Friday, April 12, 2013
In What Way Does Your Writing Define You?
I got this question from a fellow author and blogger, and it made me think. Yes, authors do tend to define who they are and what they think and believe in their writing. How can they avoid it? Well, I guess they could avoid it if they tried. Reporters of yesteryear tried hard to write so that their views were invisible. But today, unless you're writing formula fiction, you are probably defining yourself in your writing, at least to a certain extent.
My approach to writing romance fiction starts with a proposition. Or I guess it’s really a question. Wouldn’t it be a nicer world if people could remain enthusiastic about the romantic commitment they’ve chosen to fill the rest of their lives?

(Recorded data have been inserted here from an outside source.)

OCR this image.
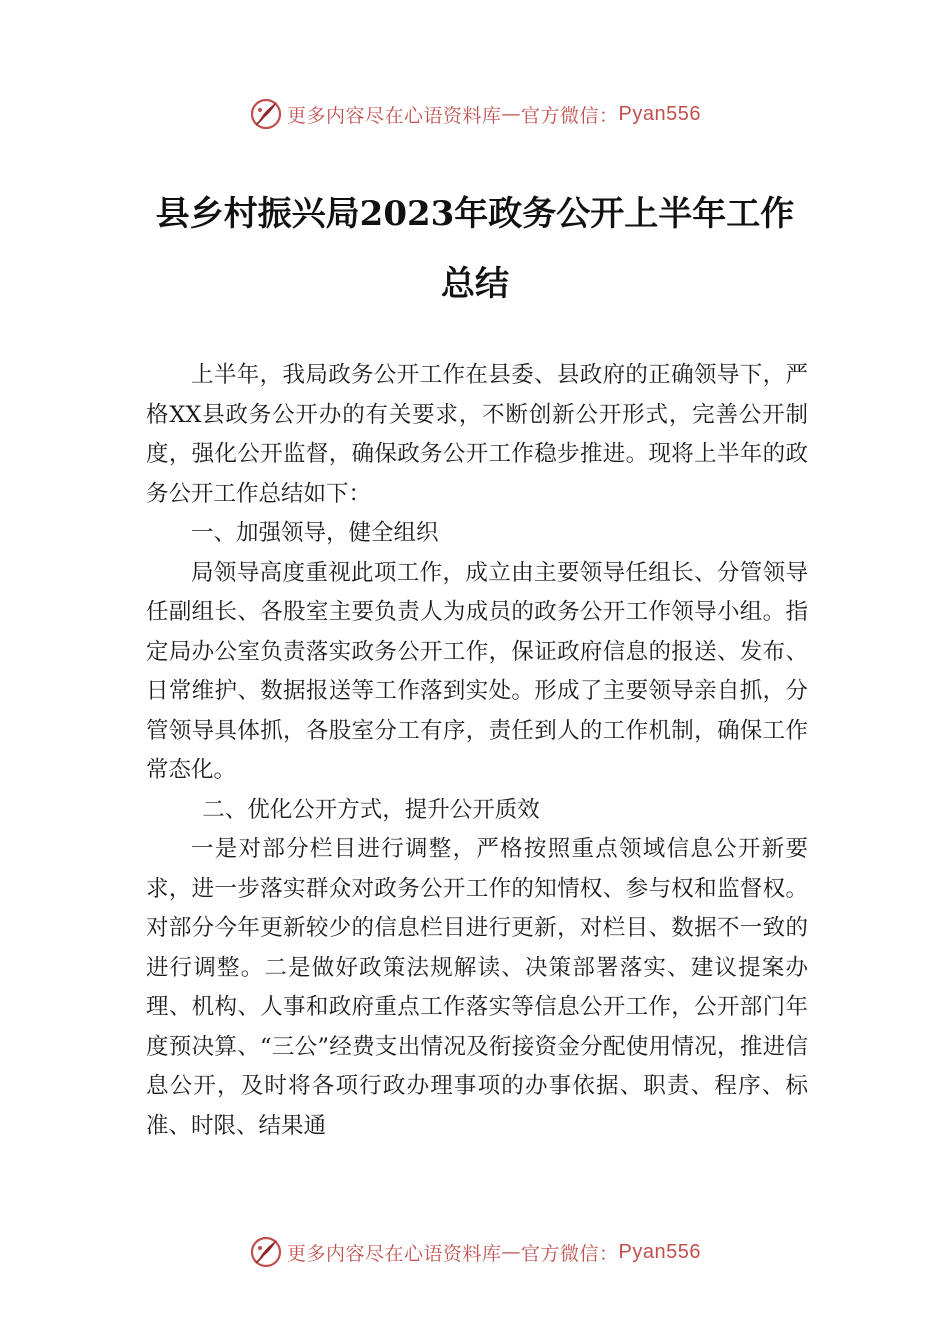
更多内容尽在心语资料库 — 官方微信： Pyan556
县乡村振兴局2023年政务公开上半年工作
总结

上半年，我局政务公开工作在县委、县政府的正确领导下，严格XX县政务公开办的有关要求，不断创新公开形式，完善公开制度，强化公开监督，确保政务公开工作稳步推进。现将上半年的政务公开工作总结如下：

一、加强领导，健全组织

局领导高度重视此项工作，成立由主要领导任组长、分管领导任副组长、各股室主要负责人为成员的政务公开工作领导小组。指定局办公室负责落实政务公开工作，保证政府信息的报送、发布、日常维护、数据报送等工作落到实处。形成了主要领导亲自抓，分管领导具体抓，各股室分工有序，责任到人的工作机制，确保工作常态化。

二、优化公开方式，提升公开质效

一是对部分栏目进行调整，严格按照重点领域信息公开新要求，进一步落实群众对政务公开工作的知情权、参与权和监督权。对部分今年更新较少的信息栏目进行更新，对栏目、数据不一致的进行调整。二是做好政策法规解读、决策部署落实、建议提案办理、机构、人事和政府重点工作落实等信息公开工作，公开部门年度预决算、“三公”经费支出情况及衔接资金分配使用情况，推进信息公开，及时将各项行政办理事项的办事依据、职责、程序、标准、时限、结果通

更多内容尽在心语资料库 — 官方微信： Pyan556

No, I’m not talking about those breathtaking days of courtship. Everyone is in heaven at that brief stage. And I’m not referring to the months after marriage or move-in that define the “honeymoon” period. Rather I’m talking about after that, after parenting and career pressures pulverize so many married romances into a mush that’s humdrum at best, uptight or failing at worst. What if you had characters who look around at the average for relationships in our culture and decide they want something better? They want something better for the courtship period, yes, something stronger, something higher than what others will settle for. Plus they want it to go on being better; they want it to stay vibrant for decades after marriage, instead of just months. Well, even in fiction, mere wishing won’t do it. Our characters are going to have to do something different than the rest of us, otherwise they’ll end up with the same humdrum outcome. They’re going to have to plan for what they want. In order to make love better and longer lasting, they’re going to have to understand its nature: what can make it better, what will make it fall short?

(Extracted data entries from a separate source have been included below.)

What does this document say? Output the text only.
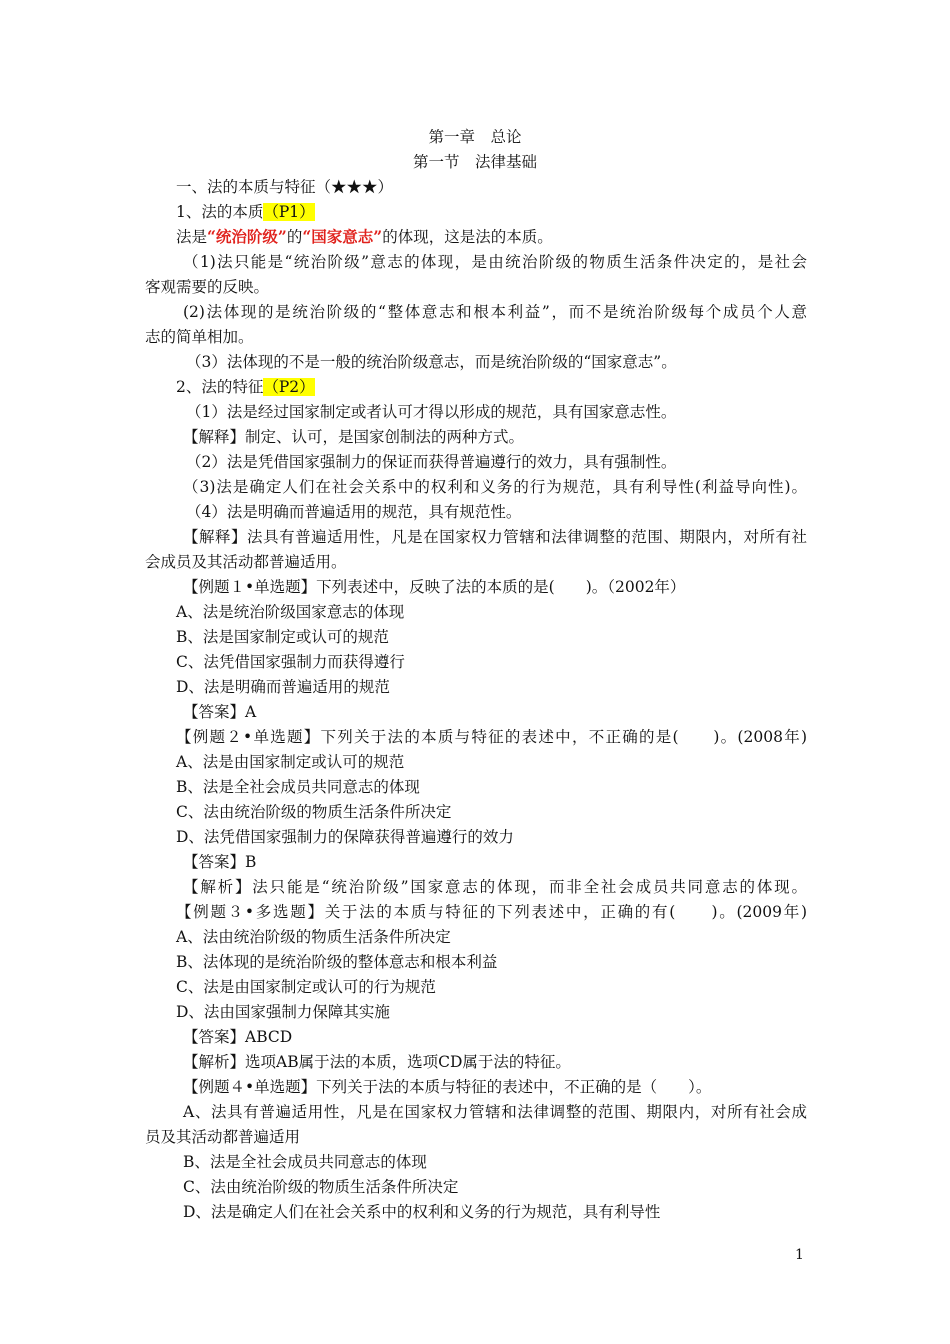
第一章　总论
第一节　法律基础
一、法的本质与特征（★★★）
1、法的本质（P1）
法是“统治阶级”的“国家意志”的体现，这是法的本质。
（1)法只能是“统治阶级”意志的体现，是由统治阶级的物质生活条件决定的，是社会
客观需要的反映。
(2)法体现的是统治阶级的“整体意志和根本利益”，而不是统治阶级每个成员个人意
志的简单相加。
（3）法体现的不是一般的统治阶级意志，而是统治阶级的“国家意志”。
2、法的特征（P2）
（1）法是经过国家制定或者认可才得以形成的规范，具有国家意志性。
【解释】制定、认可，是国家创制法的两种方式。
（2）法是凭借国家强制力的保证而获得普遍遵行的效力，具有强制性。
（3)法是确定人们在社会关系中的权利和义务的行为规范，具有利导性(利益导向性)。
（4）法是明确而普遍适用的规范，具有规范性。
【解释】法具有普遍适用性，凡是在国家权力管辖和法律调整的范围、期限内，对所有社
会成员及其活动都普遍适用。
【例题１•单选题】下列表述中，反映了法的本质的是(　　)。（2002年）
A、法是统治阶级国家意志的体现
B、法是国家制定或认可的规范
C、法凭借国家强制力而获得遵行
D、法是明确而普遍适用的规范
【答案】A
【例题２•单选题】下列关于法的本质与特征的表述中，不正确的是(　　)。(2008年)
A、法是由国家制定或认可的规范
B、法是全社会成员共同意志的体现
C、法由统治阶级的物质生活条件所决定
D、法凭借国家强制力的保障获得普遍遵行的效力
【答案】B
【解析】法只能是“统治阶级”国家意志的体现，而非全社会成员共同意志的体现。
【例题３•多选题】关于法的本质与特征的下列表述中，正确的有(　　)。(2009年)
A、法由统治阶级的物质生活条件所决定
B、法体现的是统治阶级的整体意志和根本利益
C、法是由国家制定或认可的行为规范
D、法由国家强制力保障其实施
【答案】ABCD
【解析】选项AB属于法的本质，选项CD属于法的特征。
【例题４•单选题】下列关于法的本质与特征的表述中，不正确的是（　　）。
A、法具有普遍适用性，凡是在国家权力管辖和法律调整的范围、期限内，对所有社会成
员及其活动都普遍适用
B、法是全社会成员共同意志的体现
C、法由统治阶级的物质生活条件所决定
D、法是确定人们在社会关系中的权利和义务的行为规范，具有利导性
1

But analyzing and understanding love’s potential is only the starting challenge for our characters. For if they’re smart enough, they’ll realize that the stratospheric love they yearn for is not going to be feasible with just anyone. No, it’s only going to be possible with someone who shares the same dream, who’s willing to plan and sacrifice and work for it just as hard. How do you find such a soul mate? How do you verify that it’s really them? This process of searching and refining is the point where the plot possibilities get really interesting. Now if you add to the plot mix a love triangle of epic drama, one featuring rival paths to the stratospheric love we are seeking, and if you bring that triangle through a surprise ending of shattering impact, one both unique and cathartic, then we should have the potential for a very special story indeed. And unlocking that exact story potential is what I’ve tried to achieve in the second edition of my novel, Coinage of Commitment.